BACKGROUND: Mesenchymal stem cells (MSCs) hold great therapeutic potential for the repair and regeneration of ischemic tissue, possibly through the release of beneficial paracrine factors. Sex differences have been observed in the paracrine function of MSCs. Female stem cells produce lower proinflammatory cytokines and higher levels of growth factors compared with their male counterparts. Ablation of tumor necrosis factor receptor 1 (TNFR1) increases protective growth factor production by male, but not by female, MSCs.
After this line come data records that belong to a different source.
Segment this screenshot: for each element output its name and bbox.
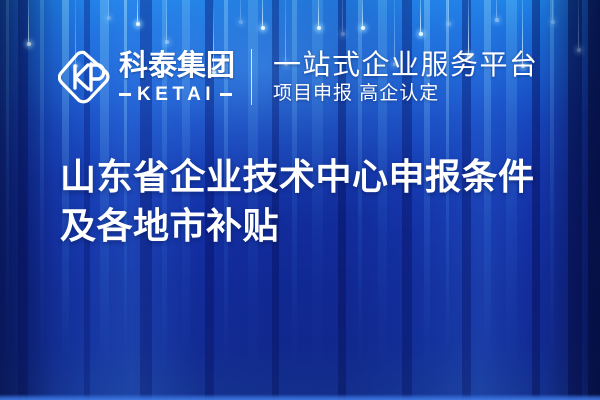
promo-banner: 科泰集团 KETAI 一站式企业服务平台 项目申报 高企认定 山东省企业技术中心… (0, 0, 600, 400)
bottom-accent-band (0, 394, 600, 400)
brand-name-en: KETAI (137, 85, 215, 105)
page-title: 山东省企业技术中心申报条件及各地市补贴 (60, 152, 560, 250)
brand-logo[interactable]: 科泰集团 KETAI (58, 50, 235, 105)
header-divider (251, 49, 252, 105)
ketai-diamond-kp-logo-icon (58, 50, 110, 104)
tagline-block: 一站式企业服务平台 项目申报 高企认定 (273, 49, 539, 106)
logo-dash-left (119, 93, 131, 96)
brand-header: 科泰集团 KETAI 一站式企业服务平台 项目申报 高企认定 (0, 42, 600, 112)
tagline-sub: 项目申报 高企认定 (273, 82, 539, 106)
brand-name-cn: 科泰集团 (119, 50, 235, 83)
logo-dash-right (220, 93, 232, 96)
tagline-main: 一站式企业服务平台 (273, 49, 539, 81)
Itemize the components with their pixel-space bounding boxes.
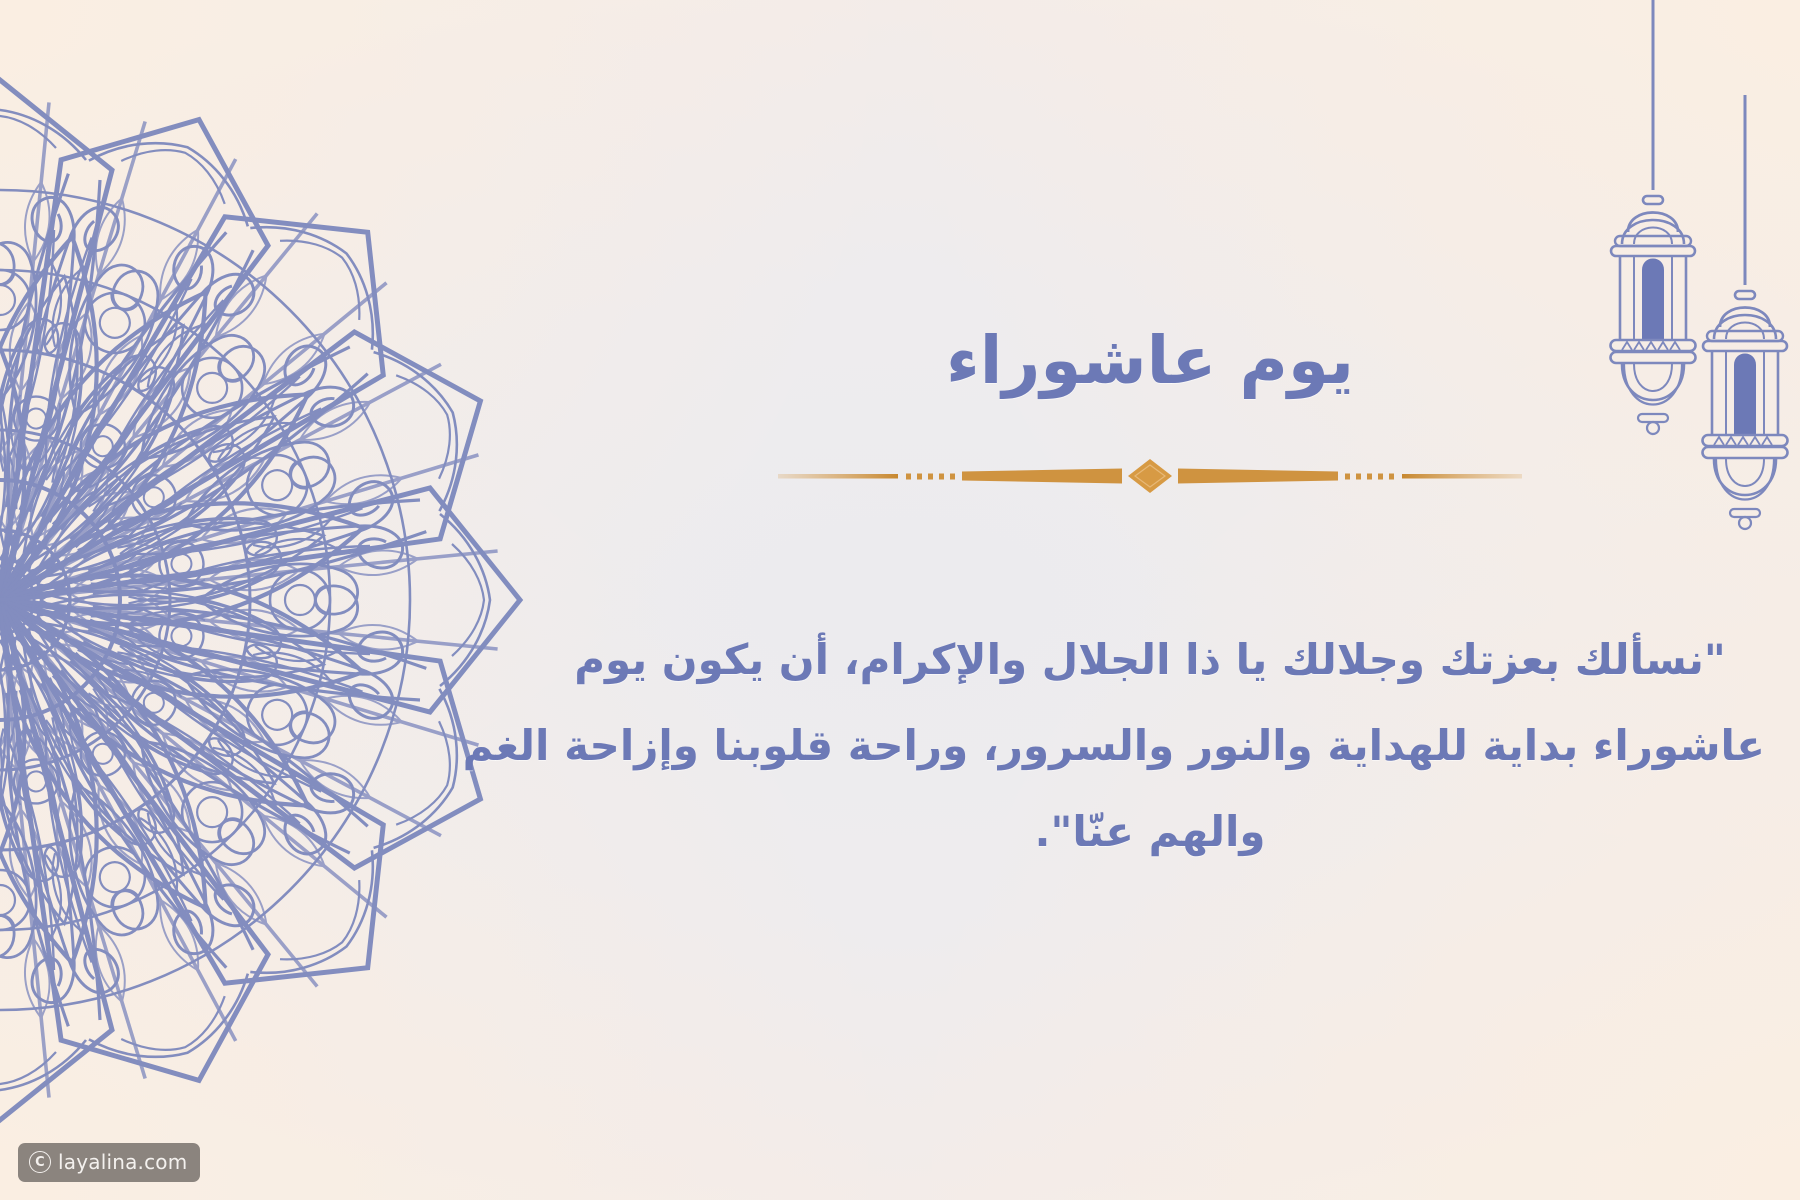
- quote-line-1: "نسألك بعزتك وجلالك يا ذا الجلال والإكرا…: [535, 617, 1765, 703]
- ornamental-gold-divider: [770, 453, 1530, 499]
- copyright-icon: C: [29, 1151, 51, 1173]
- quote-line-3: والهم عنّا".: [535, 789, 1765, 875]
- quote-text: "نسألك بعزتك وجلالك يا ذا الجلال والإكرا…: [535, 617, 1765, 875]
- watermark: C layalina.com: [18, 1143, 200, 1182]
- card-content: يوم عاشوراء: [500, 0, 1800, 1200]
- islamic-mandala-pattern: [0, 40, 560, 1160]
- quote-line-2: عاشوراء بداية للهداية والنور والسرور، ور…: [535, 703, 1765, 789]
- greeting-card: يوم عاشوراء: [0, 0, 1800, 1200]
- page-title: يوم عاشوراء: [946, 325, 1354, 398]
- watermark-text: layalina.com: [58, 1150, 187, 1174]
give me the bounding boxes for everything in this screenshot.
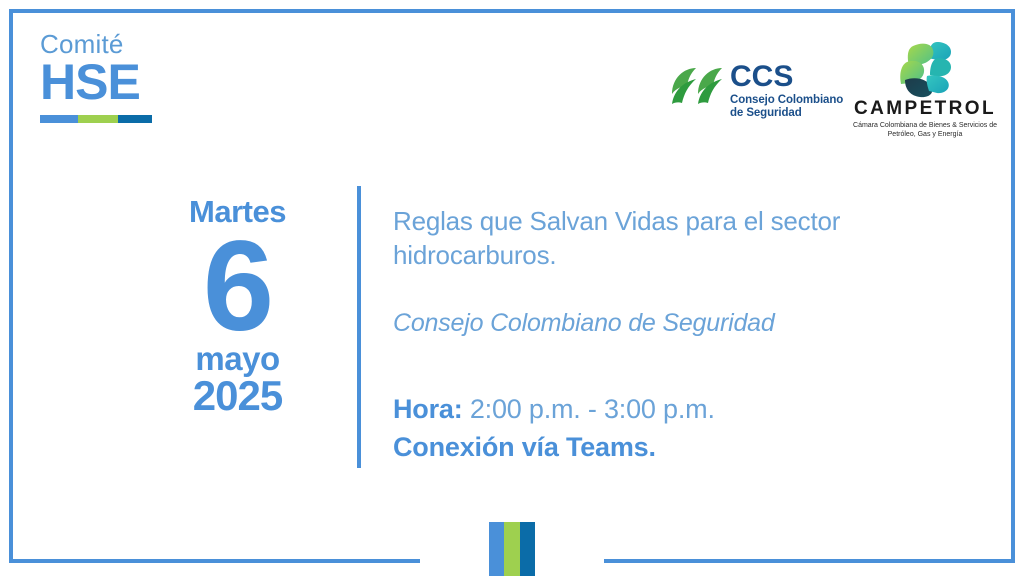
letter-c-icon [897, 40, 953, 98]
slide-canvas: Comité HSE CCS Consejo Colombiano de Seg… [0, 0, 1024, 576]
bottom-bar-green [504, 522, 519, 576]
date-day-number: 6 [130, 227, 345, 346]
ccs-logo-subtitle-line1: Consejo Colombiano [730, 94, 843, 107]
hse-bar-segment-green [78, 115, 118, 123]
event-details-block: Reglas que Salvan Vidas para el sector h… [393, 204, 953, 465]
hse-logo: Comité HSE [40, 30, 270, 123]
ccs-logo-subtitle-line2: de Seguridad [730, 107, 843, 120]
campetrol-subtitle-line1: Cámara Colombiana de Bienes & Servicios … [845, 122, 1005, 131]
event-time-label: Hora: [393, 394, 463, 424]
event-date-block: Martes 6 mayo 2025 [130, 196, 345, 418]
event-connection: Conexión vía Teams. [393, 431, 953, 465]
bottom-bar-dark-blue [520, 522, 535, 576]
frame-border-bottom-right [604, 559, 1015, 563]
event-organizer: Consejo Colombiano de Seguridad [393, 307, 953, 340]
date-month: mayo [130, 342, 345, 377]
vertical-divider [357, 186, 361, 468]
frame-border-left [9, 9, 13, 563]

We therefore hypothesized the following: (1) that female MSCs would improve myocardial recovery compared with male MSCs after ischemia-reperfusion injury (I/R); and (2) that MSCs isolated from TNFR1 knock out male, but not female, mice, would improve postischemic myocardial recovery compared with their wild type (WT) counterparts. METHODS: Male adult Sprague-Dawley rat hearts were subjected to I/R by Langendorff isolated heart preparation. The MSCs were harvested from adult mice and cultured under normal conditions. Immediately prior to ischemia, one million MSCs were infused into the coronary circulation. Cardiac functional parameters were recorded continuously. RESULTS: Pretreatment with MSCs from either sex significantly increased postischemic myocardial recovery as evidenced by improved left ventricular developed pressure, contractility, and rate of relaxation. Infusion with female MSCs was associated with a greater degree of myocardial recovery after I/R compared with male MSCs. The TNFR1 deficiency increased the degree of myocardial recovery associated with male MSCs, but not with female MSCs. No additional cardioprotection was observed when TNFR1 was ablated in female MSCs. CONCLUSION: Sex differences influence the cardioprotective effects of both WT and TNFR1 ablated MSCs.